While she did not explicitly single out the Trump Administration’s proposals, Senator McSally did reinforce that the main responsibility of the PMAs is to provide cost-based power to its wholesale customers (electric cooperatives and municipal utilities and other entities eligible for federal power). From her perspective, they should not engage in ancillary services that would depart from the crucial mission of keeping rates affordable. She said they also shouldn’t take on additional activities that would distract from an important core function – maintaining reliability throughout their respective service territories. 

The senior Democratic member on the subcommittee, Senator Catherine Cortez-Masto (D-NV), was unsurprisingly more pointed in her criticism of President’s proposal for the PMAs, stating that “these assets are a valuable public good and it would be unwise and shortsighted to privatize or sell them off to the highest bidder.”

Senator Maria Cantwell (D-WA) reinforced Senator Cortez-Masto’s opposition by noting that she, along with Senator Jim Risch (R-ID), were going to send a bipartisan letter to the President’s Director of the Office of Management and Budget, Nick Mulvaney, expressing their strong opposition to the proposal.  

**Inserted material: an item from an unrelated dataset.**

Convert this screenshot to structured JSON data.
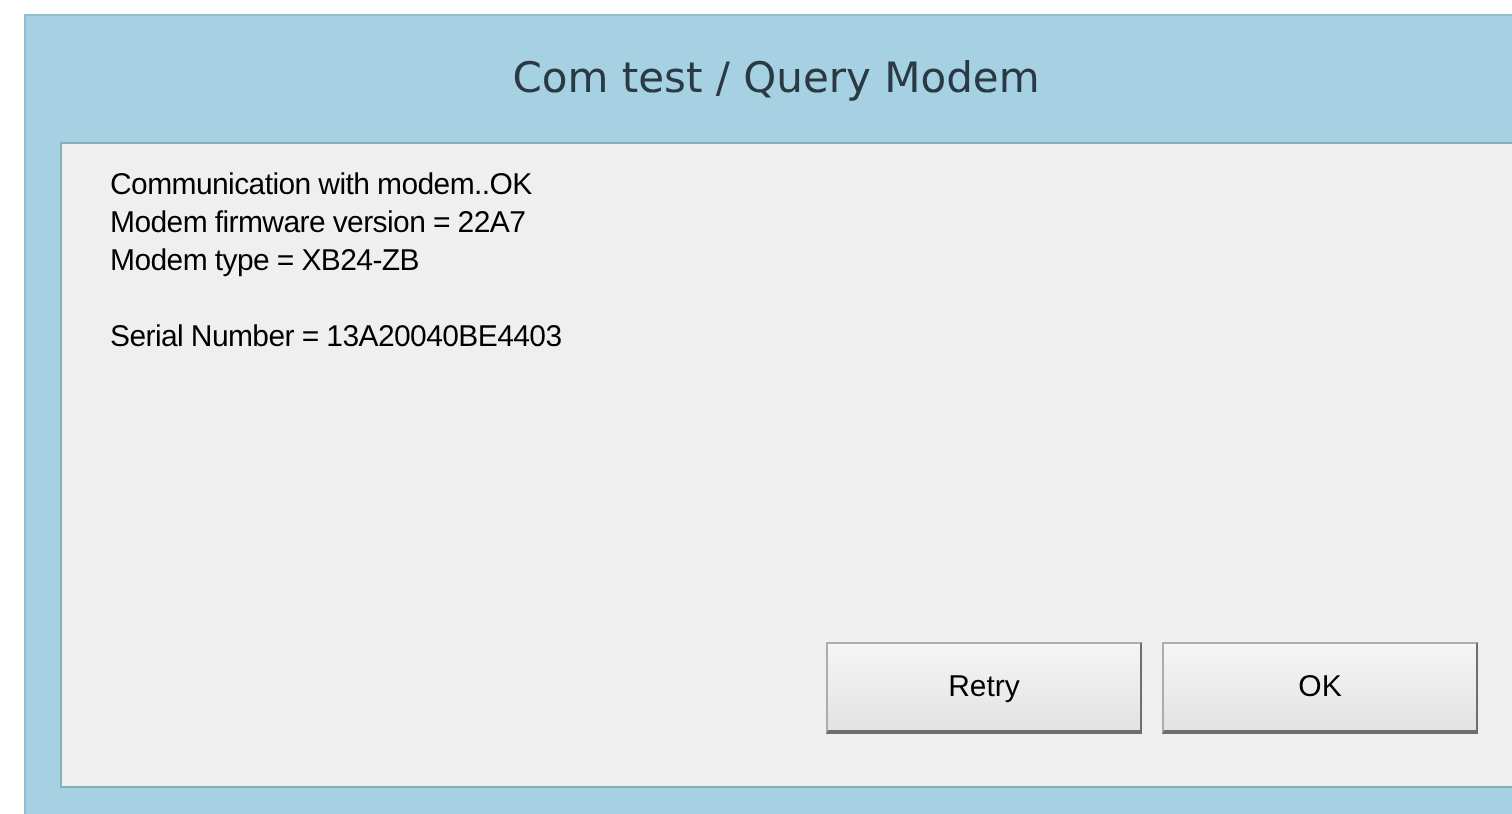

Not surprisingly, the sole customer representative on the witness panel, SPRA Executive Director Nikki Fuller, voiced not only her federal power customer group’s opposition to the proposal, but the opposition of all the PMA customer groups to the President’s budget proposals. Fuller stated, “Throughout history…administrations of both parties have had the misguided idea that selling the PMAs or its assets would generate cost savings. However, through education by the federal hydropower customers, administrations have come to understand the fallacy in this idea and the importance of the continuation of the PMA program.”

Fuller is right. The PMAs pay for themselves and are an example of a successful federal program that provides affordable and reliable energy to many communities throughout the nation. As Energy Fairness noted back in April, the Trump Administration’s proposal is simply déjà vu all over again.    

Successive administrations, Republican or Democrat, have attempted to sell or change the rate structure of the PMAs and upend their mission of providing affordable and reliable cost-based energy to millions of Americans. And, over the past 25 years, each misguided proposal has been beaten back through bipartisan congressional opposition in the U.S. House and Senate.  Given what was stated at this hearing, one can only hope the Trump Administration’s proposal will suffer the same fate.